From "Resource Management" to "Call Home" - A Little Science, a Little Art, and Still a Long Way to Go

Andrej Ljolje, AT&T Labs - Research

April 21, 1998


Hidden Markov Models (HMMs) were well established in the late eighties during the height of the Resource Management evaluations. They have been so successful that they form the basis of virtually all speech recognition systems today. In the following years, most of the research effort was devoted to speaker adaptation and improving recognizer structure within the HMM framework (phoneme context dependency clustering, pronunciation modeling). Large improvements in performance have also been achieved on very small tasks (digits, spelled letters) using discriminative training to minimize empirical error rate and signal conditioning techniques. Additional small improvements were achieved using segmental duration modeling and explicit modeling of correlations, either across observation parameters or over time. With the advent of tasks such as Switchboard and Call Home where the speech is collected in a more natural setting and where the word error rate was initially twice as high as the word accuracy, it was clear that more needed to be done than just collection of more data. This resulted in widespread use of Vocal Tract Length Normalization (VTLN) and Speaker Adaptive Training (SAT).
Despite of all the new acoustic modeling techniques, three observations dominate the current perception of the modeling field:

  1. A mismatch between the training speech and test speech (different microphone, spectral filtering, speaking style, noise, echo etc.) can cause drastic degradation in recognition performance;
  2. There is evidence that the speech transcription differences between human transcribers on Named Entities are much closer to automatic speech recognition performance, than the differences on function words.
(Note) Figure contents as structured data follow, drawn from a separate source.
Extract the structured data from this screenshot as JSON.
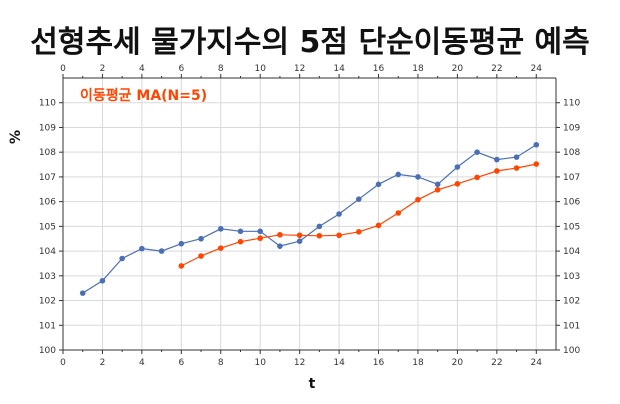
{
  "chart_data": {
    "type": "line",
    "title": "선형추세 물가지수의 5점 단순이동평균 예측",
    "xlabel": "t",
    "ylabel": "%",
    "xlim": [
      0,
      25
    ],
    "ylim": [
      100,
      111
    ],
    "x_ticks": [
      0,
      2,
      4,
      6,
      8,
      10,
      12,
      14,
      16,
      18,
      20,
      22,
      24
    ],
    "y_ticks": [
      100,
      101,
      102,
      103,
      104,
      105,
      106,
      107,
      108,
      109,
      110
    ],
    "grid": true,
    "annotation": "이동평균 MA(N=5)",
    "series": [
      {
        "color": "#4a6fb5",
        "x": [
          1,
          2,
          3,
          4,
          5,
          6,
          7,
          8,
          9,
          10,
          11,
          12,
          13,
          14,
          15,
          16,
          17,
          18,
          19,
          20,
          21,
          22,
          23,
          24
        ],
        "y": [
          102.3,
          102.8,
          103.7,
          104.1,
          104.0,
          104.3,
          104.5,
          104.9,
          104.8,
          104.8,
          104.2,
          104.4,
          105.0,
          105.5,
          106.1,
          106.7,
          107.1,
          107.0,
          106.7,
          107.4,
          108.0,
          107.7,
          107.8,
          108.3
        ]
      },
      {
        "color": "#ff4500",
        "x": [
          6,
          7,
          8,
          9,
          10,
          11,
          12,
          13,
          14,
          15,
          16,
          17,
          18,
          19,
          20,
          21,
          22,
          23,
          24
        ],
        "y": [
          103.4,
          103.8,
          104.12,
          104.38,
          104.52,
          104.66,
          104.64,
          104.62,
          104.64,
          104.78,
          105.04,
          105.54,
          106.08,
          106.48,
          106.72,
          106.98,
          107.24,
          107.36,
          107.52
        ]
      }
    ]
  }
}
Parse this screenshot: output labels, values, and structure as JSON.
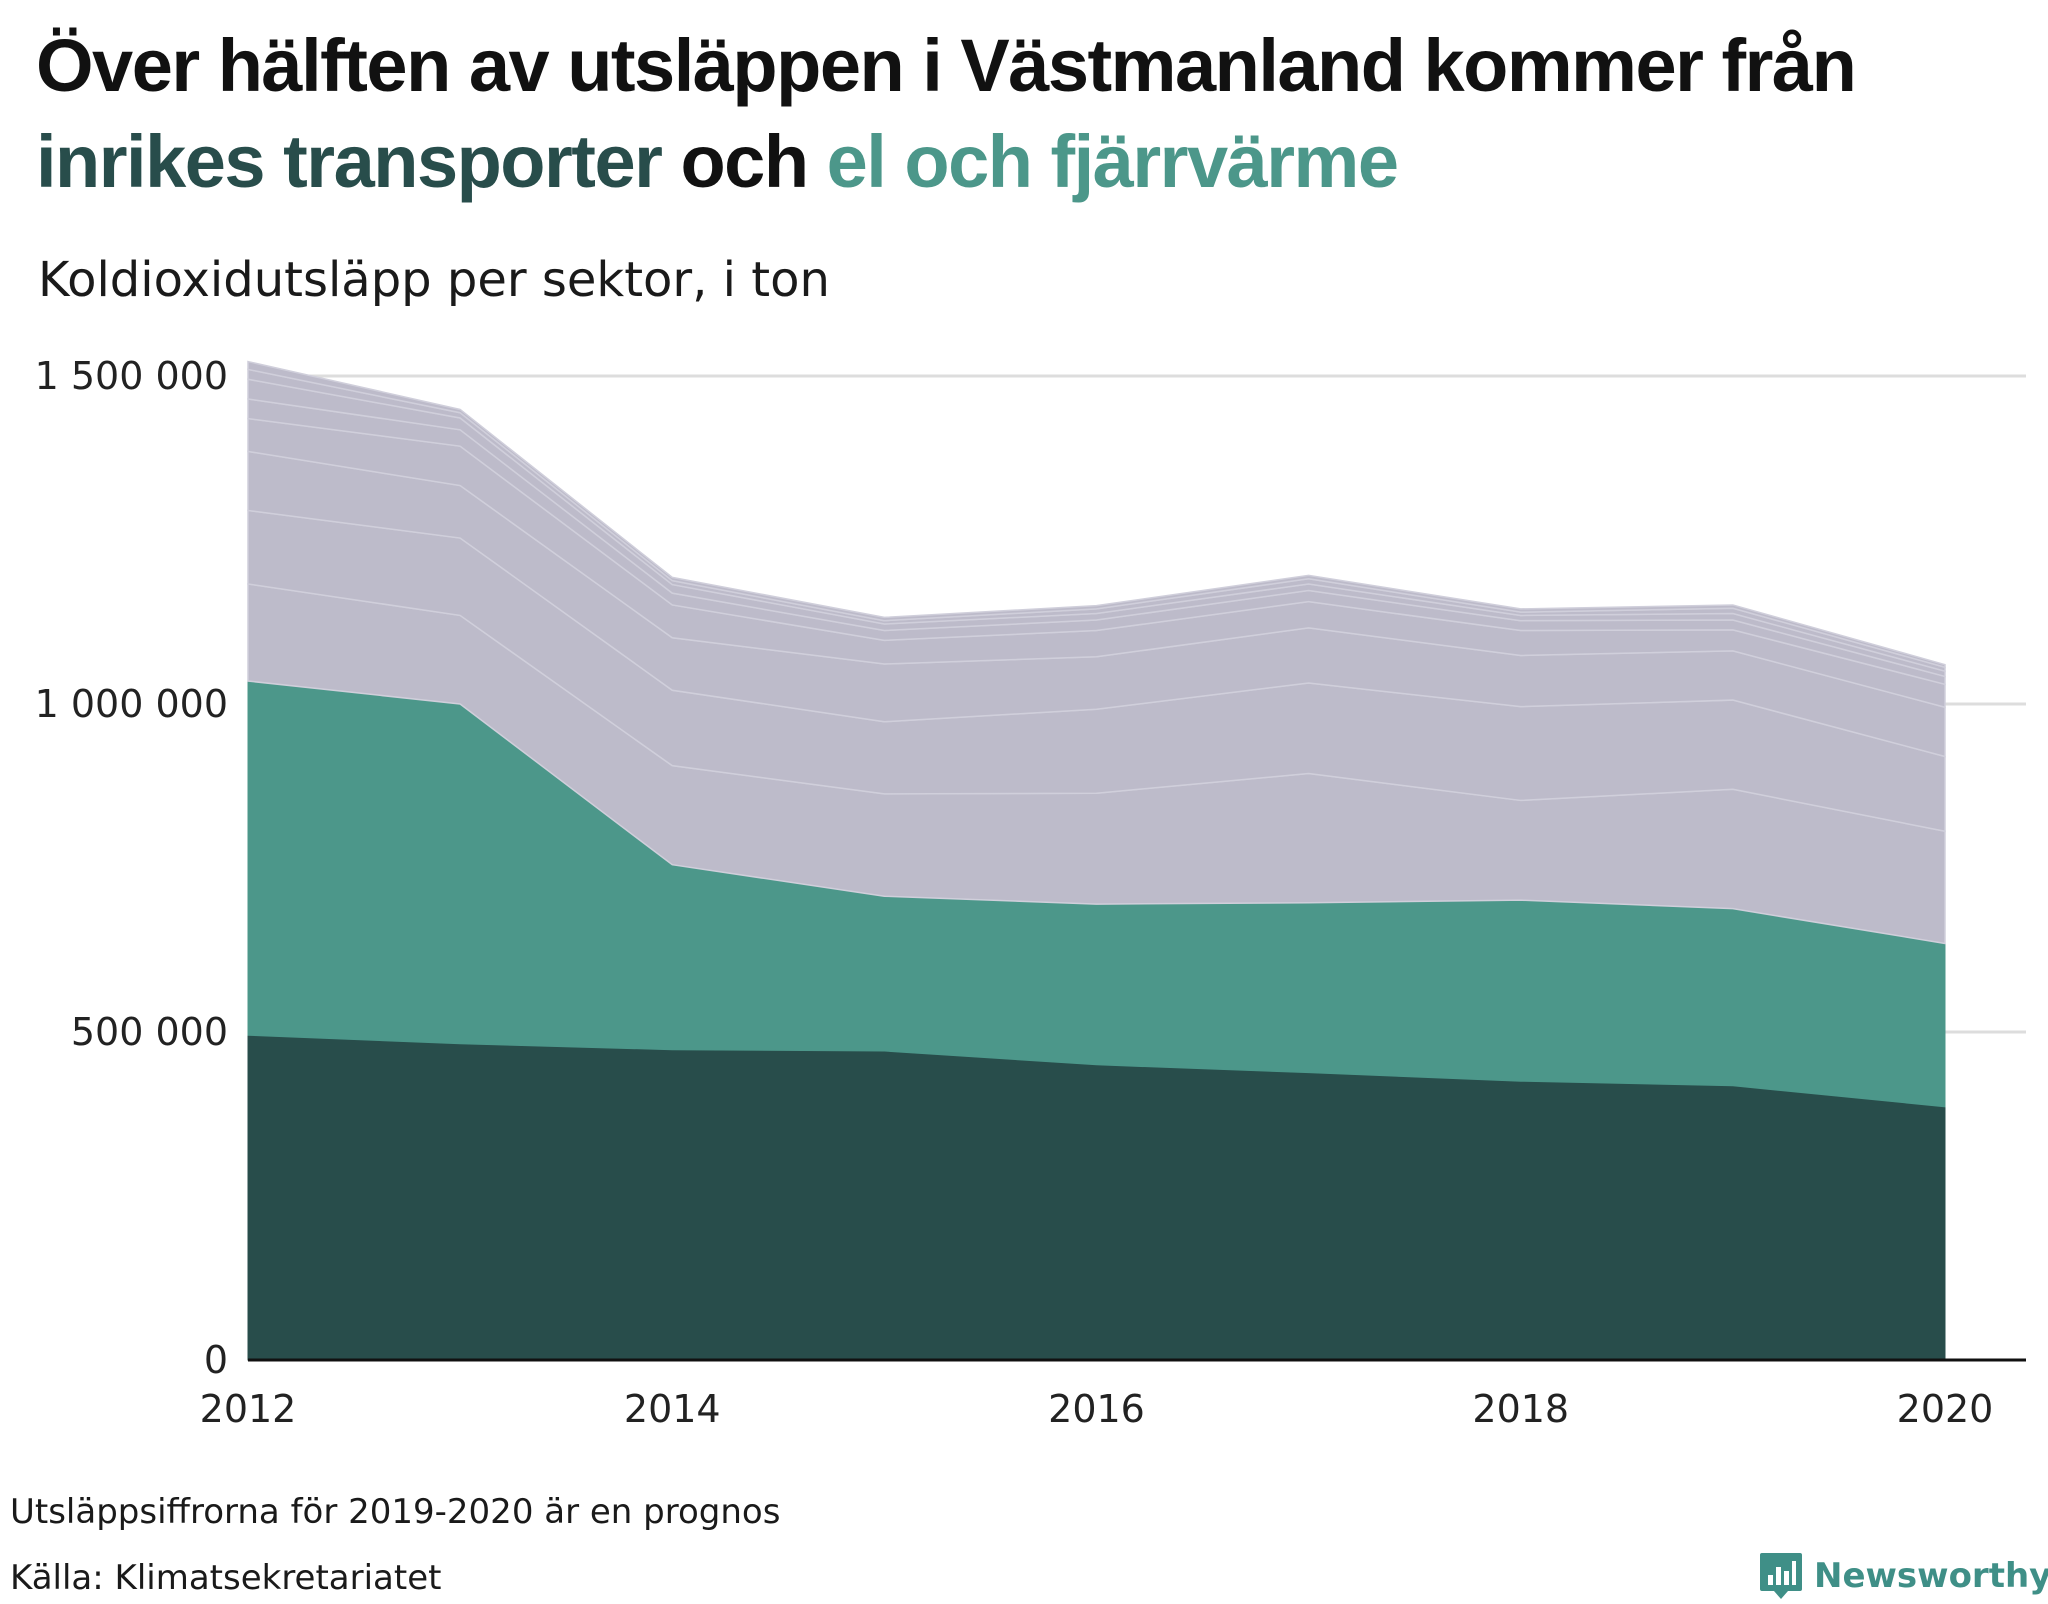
{
  "title": {
    "line1": "Över hälften av utsläppen i Västmanland kommer från",
    "highlight1": "inrikes transporter",
    "connector": "och",
    "highlight2": "el och fjärrvärme"
  },
  "colors": {
    "inrikes": "#284d4b",
    "el": "#4c978a",
    "others": "#bdbbca",
    "highlight1": "#284d4b",
    "highlight2": "#4c978a",
    "grid": "#dddddd",
    "axis": "#111111"
  },
  "chart_data": {
    "type": "area",
    "stacked": true,
    "subtitle": "Koldioxidutsläpp per sektor, i ton",
    "x": [
      2012,
      2013,
      2014,
      2015,
      2016,
      2017,
      2018,
      2019,
      2020
    ],
    "x_ticks": [
      "2012",
      "2014",
      "2016",
      "2018",
      "2020"
    ],
    "y_ticks": [
      "0",
      "500 000",
      "1 000 000",
      "1 500 000"
    ],
    "y_tick_values": [
      0,
      500000,
      1000000,
      1500000
    ],
    "ylim": [
      0,
      1500000
    ],
    "grid": true,
    "series": [
      {
        "values": [
          495000,
          482000,
          473000,
          471000,
          450000,
          438000,
          425000,
          418000,
          386000
        ]
      },
      {
        "values": [
          540000,
          518000,
          282000,
          236000,
          245000,
          259000,
          276000,
          270000,
          249000
        ]
      },
      {
        "values": [
          148000,
          135000,
          151000,
          156000,
          169000,
          197000,
          152000,
          182000,
          171000
        ]
      },
      {
        "values": [
          112000,
          118000,
          115000,
          110000,
          128000,
          138000,
          143000,
          136000,
          114000
        ]
      },
      {
        "values": [
          90000,
          80000,
          80000,
          88000,
          80000,
          84000,
          78000,
          75000,
          75000
        ]
      },
      {
        "values": [
          50000,
          60000,
          50000,
          36000,
          40000,
          40000,
          38000,
          32000,
          35000
        ]
      },
      {
        "values": [
          30000,
          25000,
          18000,
          15000,
          16000,
          17000,
          15000,
          15000,
          12000
        ]
      },
      {
        "values": [
          30000,
          18000,
          13000,
          10000,
          10000,
          10000,
          8000,
          10000,
          8000
        ]
      },
      {
        "values": [
          15000,
          8000,
          6000,
          5000,
          7000,
          8000,
          5000,
          8000,
          6000
        ]
      },
      {
        "values": [
          12000,
          5000,
          5000,
          5000,
          5000,
          5000,
          5000,
          5000,
          4000
        ]
      }
    ]
  },
  "notes": {
    "prognos": "Utsläppsiffrorna för 2019-2020 är en prognos",
    "source": "Källa: Klimatsekretariatet"
  },
  "logo": {
    "text": "Newsworthy",
    "icon": "bar-chart-speech-bubble-icon"
  }
}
Acoustic modeling dominates in the case of Named Entities and language/semantic modeling in the case of function words;
  3. Baseline performance using HMMs still determines the final recognition performance for different recognition systems, as additional techniques seem to consistently improve performance across systems, regardless of the baseline performance.

The science gave us the improvements with the new modeling techniques, the art still dominates the baseline performance and we have a long way to go to approach human robustness to environment changes and use of syntactic and semantic knowledge in recognizing speech.


Dr. Andrej Ljolje grew up in Croatia. He was awarded B.Sc. degree in Cybernetics and Control Engineering (with Mathematics) from University of Reading, England in 1982. His Ph.D. degree in Speech Processing was awarded by University of Cambridge, England, in 1986. From 1985 to 1987 he was a Research Fellow at Trinity Hall, Cambridge. He spent a year at AT&T Bell Labs as a Post-doc, where he remained until the trivestiture in 1996 as a Member of Technical Staff. Since then he has been with AT&T Labs as a Principal Technical Staff Member. His work has been primarily in acoustic modeling for tasks ranging from a few words to unlimited vocabularies.